Os dois caminhões com os pacotes de 13 quilos de feijão, arroz, macarrão, açúcar, óleo, leite em pó, café e farinha ficaram parados atrás da igreja, sem que ninguém fosse buscar o presente. Os membros do conselho criado para gerir o Fome Zero resolveram então levar uma cesta para cada casa. Muitos moradores tomaram como ofensa e as devolveram.
“Claro: temos gente pobre”, admite Ferreira. “Mas não é desses que não têm o que comer. Temos carências nutricionais porque não há o que comprar, porque não há estrada.” O caminhão de verduras vem uma vez por semana e vende tudo. O difícil acesso à cidade encarece tudo: alimentos, produtos de limpeza, materiais de construção etc.
Até os mais pobres, que gostariam de comer melhor, reconhecem que sua carência maior é de atendimento médico, remédios e transporte. “Aqui tem muita ‘carenteza’, mas pior que a da fome é a da doença”, diz Germano Mariano da Silva, de 49 anos, que mora com a mulher, 8 filhos e 3 netos num terreno a 1 quilômetro da cidade, onde planta feijão, milho e mandioca. É o que a família almoça e janta. “Café da manhã não está tendo”, diz Germano. “Só se Deus preparar.”
Guaribas não tem hospital. Um médico que mora em Teresina e vem alguns dias na semana e um enfermeiro atendem no posto de saúde os casos mais simples. Os mais graves têm de ir para São Raimundo ou mesmo Teresina, 600 quilômetros ao Norte. A prefeitura firmou em agosto convênio com a Secretaria de Saúde do Estado para adquirir uma ambulância, mas até hoje ela não chegou.
“Fome, a gente não passa aqui, não”, diz João Rocha, de 42 anos, que vive na cidade com a mulher e 7 filhos. Todos trabalham na roça da família e dos vizinhos, recebendo por empreitada. “Eu preferiria dinheiro para comprar remédio”, diz Rocha, à pergunta sobre o que acha do Projeto Fome Zero.
Raimunda, a mulher de Rocha, é uma das que mais caminham todos os dias para ir buscar água, já que sua casa fica no extremo oposto aos olhos d’água dos paredões rochosos do lado norte da cidade. Ele cavou com picareta 8 metros em busca de água, mas parou numa rocha. “Não tenho ferramenta para furar a pedra”, diz, olhando para o poço seco.
Cabe às mulheres carregar os baldes de 18 litros na cabeça, todos os dias. No tempo da seca, de abril a setembro, as famílias só têm direito a um balde a cada dois dias. Cada família paga R$ 1 por mês a um fiscal, para ninguém exceder a cota.

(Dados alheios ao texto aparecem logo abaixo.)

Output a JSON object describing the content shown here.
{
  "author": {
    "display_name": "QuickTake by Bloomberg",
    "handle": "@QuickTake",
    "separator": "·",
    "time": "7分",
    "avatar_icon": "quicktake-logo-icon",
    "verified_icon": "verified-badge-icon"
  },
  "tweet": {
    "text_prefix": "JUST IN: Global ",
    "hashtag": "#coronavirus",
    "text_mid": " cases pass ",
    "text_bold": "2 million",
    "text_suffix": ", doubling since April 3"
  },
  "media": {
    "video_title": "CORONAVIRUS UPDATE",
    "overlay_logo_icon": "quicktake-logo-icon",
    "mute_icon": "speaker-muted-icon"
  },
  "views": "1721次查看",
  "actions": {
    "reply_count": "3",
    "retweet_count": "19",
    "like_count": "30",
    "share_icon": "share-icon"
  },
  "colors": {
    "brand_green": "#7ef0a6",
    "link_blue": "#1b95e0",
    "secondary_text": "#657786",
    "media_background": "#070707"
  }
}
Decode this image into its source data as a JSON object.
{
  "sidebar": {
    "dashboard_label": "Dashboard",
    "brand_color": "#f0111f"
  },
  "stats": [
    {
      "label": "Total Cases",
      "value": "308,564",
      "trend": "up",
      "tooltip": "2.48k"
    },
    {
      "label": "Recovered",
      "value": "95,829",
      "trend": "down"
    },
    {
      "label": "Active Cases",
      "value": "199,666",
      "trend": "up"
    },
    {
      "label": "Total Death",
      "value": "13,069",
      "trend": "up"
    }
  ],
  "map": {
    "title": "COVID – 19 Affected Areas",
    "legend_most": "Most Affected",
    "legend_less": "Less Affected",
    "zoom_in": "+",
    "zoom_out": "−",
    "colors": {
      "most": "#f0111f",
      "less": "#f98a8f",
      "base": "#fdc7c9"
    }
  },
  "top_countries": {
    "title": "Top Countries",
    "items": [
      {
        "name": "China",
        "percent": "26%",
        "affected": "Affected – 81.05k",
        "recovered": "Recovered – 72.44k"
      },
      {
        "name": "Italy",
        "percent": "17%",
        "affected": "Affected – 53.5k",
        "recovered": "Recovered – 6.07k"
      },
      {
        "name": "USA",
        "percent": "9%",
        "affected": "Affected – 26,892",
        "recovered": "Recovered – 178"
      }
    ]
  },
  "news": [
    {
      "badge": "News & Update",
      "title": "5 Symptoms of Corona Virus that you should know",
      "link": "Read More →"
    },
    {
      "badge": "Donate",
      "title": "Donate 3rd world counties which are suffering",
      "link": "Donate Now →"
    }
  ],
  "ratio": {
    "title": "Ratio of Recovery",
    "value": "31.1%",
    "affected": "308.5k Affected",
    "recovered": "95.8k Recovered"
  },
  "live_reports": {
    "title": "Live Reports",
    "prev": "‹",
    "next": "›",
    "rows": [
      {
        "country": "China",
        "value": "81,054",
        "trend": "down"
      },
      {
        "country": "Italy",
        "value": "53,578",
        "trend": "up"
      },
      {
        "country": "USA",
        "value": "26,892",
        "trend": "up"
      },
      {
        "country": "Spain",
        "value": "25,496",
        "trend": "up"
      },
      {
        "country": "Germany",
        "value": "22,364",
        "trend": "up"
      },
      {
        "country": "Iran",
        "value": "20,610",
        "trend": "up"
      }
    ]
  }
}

O solo de Guaribas é de excelente qualidade. O fundador da cidade, Felix Guariba, desertou das forças militares que lutavam contra a Independência, no começo da década de 1820, e saiu à procura de terra boa, até encontrar esse local. A terra não precisa de correção nem de adubo. Mas não retém água no subsolo. Por isso, não dá para verduras e arroz.
A solução para a falta de água em Guaribas seria a perfuração de três grandes poços na localidade de Cajueiro, a 25 quilômetros em linha reta, onde há água em abundância, e a construção de uma adutora para trazê-la até a cidade. Cada poço custaria de R$ 60 mil a R$ 80 mil. A adutora não foi orçada.
Do outro lado da Serra de Simitumba, começa uma faixa de 60 quilômetros de cerrado, completamente virgem. A prefeitura está melhorando, com recursos próprios, a estrada de 6 quilômetros que leva a Santa Cruz, do outro lado da serra. Com a melhoria do acesso, e se houvesse incentivo, ali poderia surgir uma nova fronteira agrícola, com a vocação do cerrado para a soja, o arroz e o gado. Sem ajuda de fora, a obra anda em ritmo lento.
Água e estradas são o que faltam para Guaribas melhorar sua condição de vida, gerar renda para seus moradores e seguir com as próprias pernas. Mas ninguém perguntou à cidade do que ela precisa.